The readers of Conan Doyle's Sherlock Holmes stories are a varied species but they can be divided into two main categories (which in themselves contain sub-categories). One type simply enjoy the stories. They read them, watch film and television adaptations, and perhaps read some of the Holmes stories written by authors other than Conan Doyle.
Then there are the readers which play what is called The Game. They pretend that Holmes and Watson were real people, with Conan Doyle as literary agent of Watson, and that all the adventures really happened. They then spend a great deal of time and ink speculating on discrepancies in the stories, try to connect fictional places to real locations and so on. It is, for them, an entertaining intellectual and creative exercise. Some of it is pure satire, as in the very first essay of this kind Studies in the Literature of Sherlock Holmes by Ronald Knox published in 1911. Others take it all very seriously, even to the point of writing biographies of Sherlock Holmes.
This 'Game' is the premise of the profuse notes to be found in The New Annotated Sherlock Holmes edited by Leslie S. Klinger. Klinger brings together the more sober and less contentious ideas that The Game has put forward over the last hundred years in this three volume edition of all of Conan Doyle's Sherlock Holmes stories. The first two volumes contain the 56 short stories across a total 1,878 pages. The third volume contains the four novels across 998 pages. The reason that the page length is so long is due to the amount of notes that Klinger annotates the text with, along with illustrations.
These sumptuous three volumes have a lot to be praised for; they truly belong on a collector's bookshelf.
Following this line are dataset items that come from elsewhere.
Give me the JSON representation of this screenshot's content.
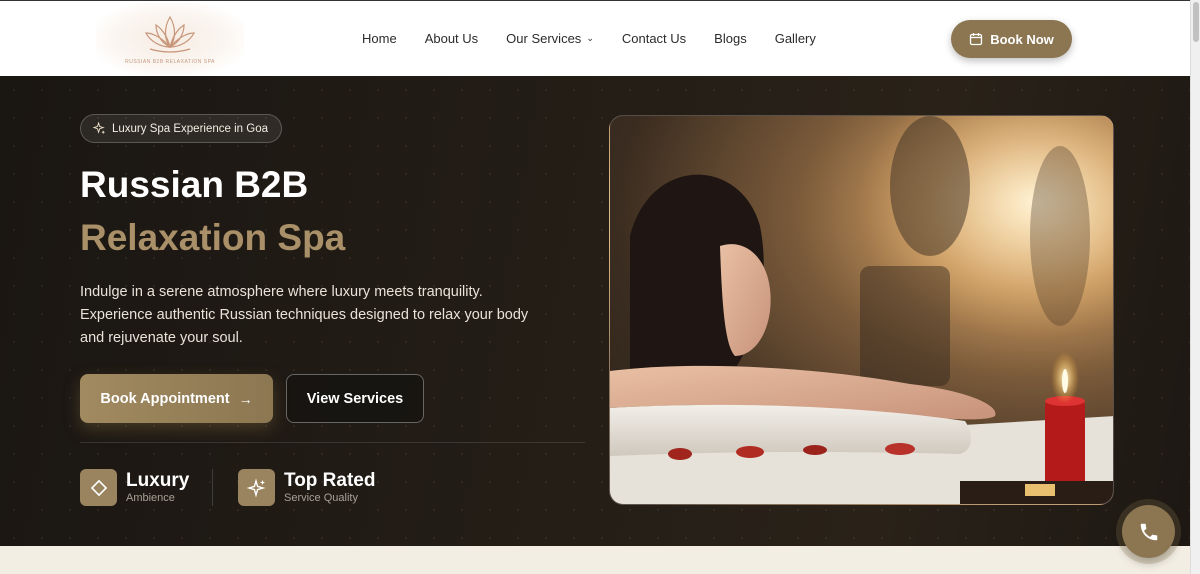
{
  "header": {
    "logo_alt_text": "RUSSIAN B2B RELAXATION SPA",
    "nav": [
      {
        "label": "Home"
      },
      {
        "label": "About Us"
      },
      {
        "label": "Our Services",
        "has_dropdown": true
      },
      {
        "label": "Contact Us"
      },
      {
        "label": "Blogs"
      },
      {
        "label": "Gallery"
      }
    ],
    "book_now_label": "Book Now"
  },
  "hero": {
    "badge": "Luxury Spa Experience in Goa",
    "title_line1": "Russian B2B",
    "title_line2": "Relaxation Spa",
    "description": "Indulge in a serene atmosphere where luxury meets tranquility. Experience authentic Russian techniques designed to relax your body and rejuvenate your soul.",
    "primary_button": "Book Appointment",
    "secondary_button": "View Services",
    "features": [
      {
        "title": "Luxury",
        "subtitle": "Ambience",
        "icon": "diamond-icon"
      },
      {
        "title": "Top Rated",
        "subtitle": "Service Quality",
        "icon": "sparkle-icon"
      }
    ]
  },
  "colors": {
    "accent": "#8b7651",
    "accent_text": "#a99068",
    "hero_bg": "#1e1913"
  },
  "icons": {
    "book_now": "calendar-icon",
    "primary_button": "arrow-right-icon",
    "badge": "sparkle-icon",
    "fab": "phone-icon"
  }
}
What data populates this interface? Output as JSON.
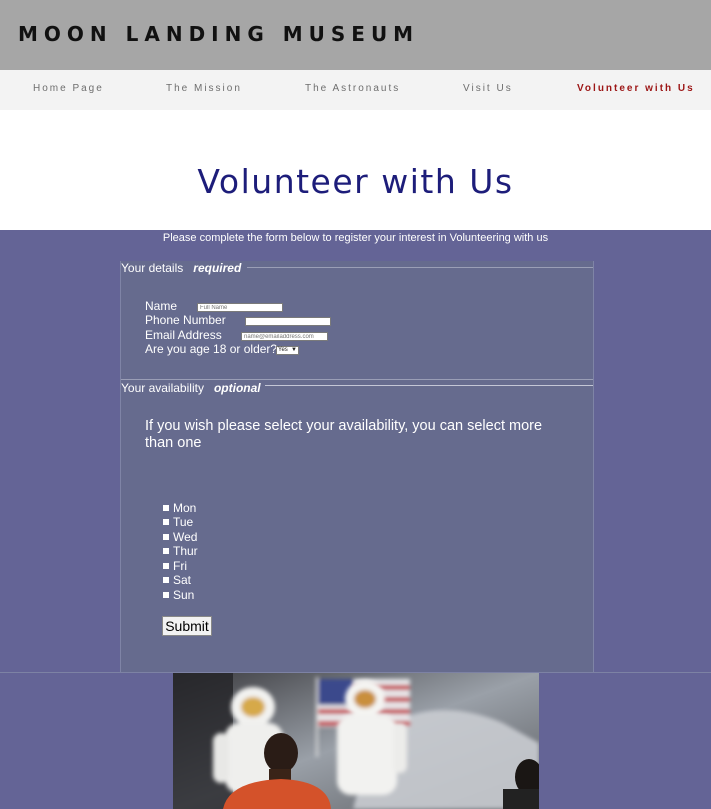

And yet, being a reader who does not play The Game, I would have liked the notes to include far more about Conan Doyle and that things which inspired his ideas or his relationship with his sleuth creation which, at times, demoralised him into perhaps not giving his best work in some parts. Klinger states in the introduction that such notes can be found in the Oxford Edition of Sherlock Holmes. Having consulted those notes, I think that they are so small compared to Klinger's that room could have been found for the same kind of information in his edition. It would have then been the first truly fully annotated edition of the Sherlock Holmes stories. Another criticism I have is that some of the illustrations are so very small, which is an odd thing to do when each volume is a large sized book and that most of the other illustrations are of a better size. Some of the photographs of the Victorian age are for some reason thus shruken, making them more of a token gesture towards being informative rather than a useful asset in the book.
Despite these points, these books still remain the best collected edition of the Sherlock Holmes stories available.